Net neutrality officially ends today, April 23. In December 2017, the Federal Communications Commission voted to repeal the Obama-era net neutrality protections designed to ensure a “free and open” internet.
Efforts to abolish net neutrality were widely backed by the telecommunications industry, but criticized by both the tech industry and customer advocacy groups. In theory, the principle was put in place to keep large internet service providers like AT&T and Verizon from arbitrarily slowing down user connections. One common concern is ISPs blocking or slowing down user’s access to competing services or offering preferential treatment to certain companies.

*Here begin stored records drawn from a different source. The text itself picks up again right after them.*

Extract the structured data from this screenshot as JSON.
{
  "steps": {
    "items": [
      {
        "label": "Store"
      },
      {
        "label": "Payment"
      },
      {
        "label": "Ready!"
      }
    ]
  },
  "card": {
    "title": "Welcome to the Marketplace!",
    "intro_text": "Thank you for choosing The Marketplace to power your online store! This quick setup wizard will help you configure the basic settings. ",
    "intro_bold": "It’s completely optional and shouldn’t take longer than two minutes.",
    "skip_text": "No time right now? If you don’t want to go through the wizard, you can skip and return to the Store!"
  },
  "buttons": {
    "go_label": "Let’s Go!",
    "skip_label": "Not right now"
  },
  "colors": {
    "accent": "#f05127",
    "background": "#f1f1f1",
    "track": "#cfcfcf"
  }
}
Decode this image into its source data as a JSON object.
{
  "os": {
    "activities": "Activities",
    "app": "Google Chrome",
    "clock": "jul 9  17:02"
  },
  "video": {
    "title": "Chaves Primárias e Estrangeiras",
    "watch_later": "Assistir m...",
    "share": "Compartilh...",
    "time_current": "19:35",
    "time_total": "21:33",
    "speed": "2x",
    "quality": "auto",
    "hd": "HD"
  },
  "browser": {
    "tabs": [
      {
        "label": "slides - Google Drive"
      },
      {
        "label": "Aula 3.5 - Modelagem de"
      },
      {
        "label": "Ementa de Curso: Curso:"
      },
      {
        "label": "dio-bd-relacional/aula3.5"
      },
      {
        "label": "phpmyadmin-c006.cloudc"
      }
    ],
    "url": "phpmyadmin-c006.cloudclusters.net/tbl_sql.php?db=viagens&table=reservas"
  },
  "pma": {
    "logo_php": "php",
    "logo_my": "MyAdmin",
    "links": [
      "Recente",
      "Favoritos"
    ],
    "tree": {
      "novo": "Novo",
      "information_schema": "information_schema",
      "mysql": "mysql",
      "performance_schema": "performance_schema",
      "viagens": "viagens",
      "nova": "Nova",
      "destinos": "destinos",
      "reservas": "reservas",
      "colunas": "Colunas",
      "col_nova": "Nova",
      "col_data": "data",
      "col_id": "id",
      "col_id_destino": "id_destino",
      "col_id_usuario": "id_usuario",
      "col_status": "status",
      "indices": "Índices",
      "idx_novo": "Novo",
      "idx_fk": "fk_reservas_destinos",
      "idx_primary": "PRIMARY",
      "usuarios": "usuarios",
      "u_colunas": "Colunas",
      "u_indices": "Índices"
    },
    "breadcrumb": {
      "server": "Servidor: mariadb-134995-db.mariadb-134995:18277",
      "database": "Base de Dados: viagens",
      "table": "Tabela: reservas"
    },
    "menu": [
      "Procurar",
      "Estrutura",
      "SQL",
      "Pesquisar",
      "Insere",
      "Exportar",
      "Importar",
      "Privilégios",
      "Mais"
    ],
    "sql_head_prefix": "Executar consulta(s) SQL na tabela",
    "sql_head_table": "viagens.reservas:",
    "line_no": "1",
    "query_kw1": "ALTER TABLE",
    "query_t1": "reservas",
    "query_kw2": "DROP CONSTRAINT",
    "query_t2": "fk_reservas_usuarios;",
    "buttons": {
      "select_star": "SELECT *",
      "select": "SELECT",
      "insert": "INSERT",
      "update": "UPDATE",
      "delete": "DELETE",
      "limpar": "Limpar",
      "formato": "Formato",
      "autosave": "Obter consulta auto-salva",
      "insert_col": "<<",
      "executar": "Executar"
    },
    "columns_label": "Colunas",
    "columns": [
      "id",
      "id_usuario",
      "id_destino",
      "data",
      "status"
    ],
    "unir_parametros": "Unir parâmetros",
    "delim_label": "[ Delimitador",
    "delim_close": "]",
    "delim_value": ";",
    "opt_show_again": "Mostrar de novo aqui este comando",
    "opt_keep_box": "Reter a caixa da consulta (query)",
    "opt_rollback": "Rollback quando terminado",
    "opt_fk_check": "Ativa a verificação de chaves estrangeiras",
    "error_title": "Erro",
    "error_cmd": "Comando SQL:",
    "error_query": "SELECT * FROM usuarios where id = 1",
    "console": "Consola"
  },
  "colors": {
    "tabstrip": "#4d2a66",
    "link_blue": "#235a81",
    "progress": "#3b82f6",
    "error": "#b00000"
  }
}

Supporters of the net-neutrality repeal, however, argue that the internet isn’t neutral now and increasing competition among ISPs will aid in keeping telecom giants from further monopolizing the internet bandwidth market. Although the idea of AT&T subjectively blocking certain types of traffic is troubling, proponents insist creating a vibrant competitive market will ultimately stop those kinds of bad practices.
Nonetheless, the FCC’s decision has triggered legal challenges in several states and a coalition of 22 state attorneys general have already filed a lawsuit to stop the FCC’s vote. Oregon state and Washington have enacted net neutrality laws and governors in about four states — Hawaii, New Jersey, New York and Vermont — have signed executive orders sustaining the principle.
Recently, The Harris Poll found that while over 9 in 10 Americans (92%) say the internet should be accessible to everyone, Americans are largely split on the basic principles of net neutrality. Just over half (55%) say big companies should be able to pay for their content to load faster for certain users.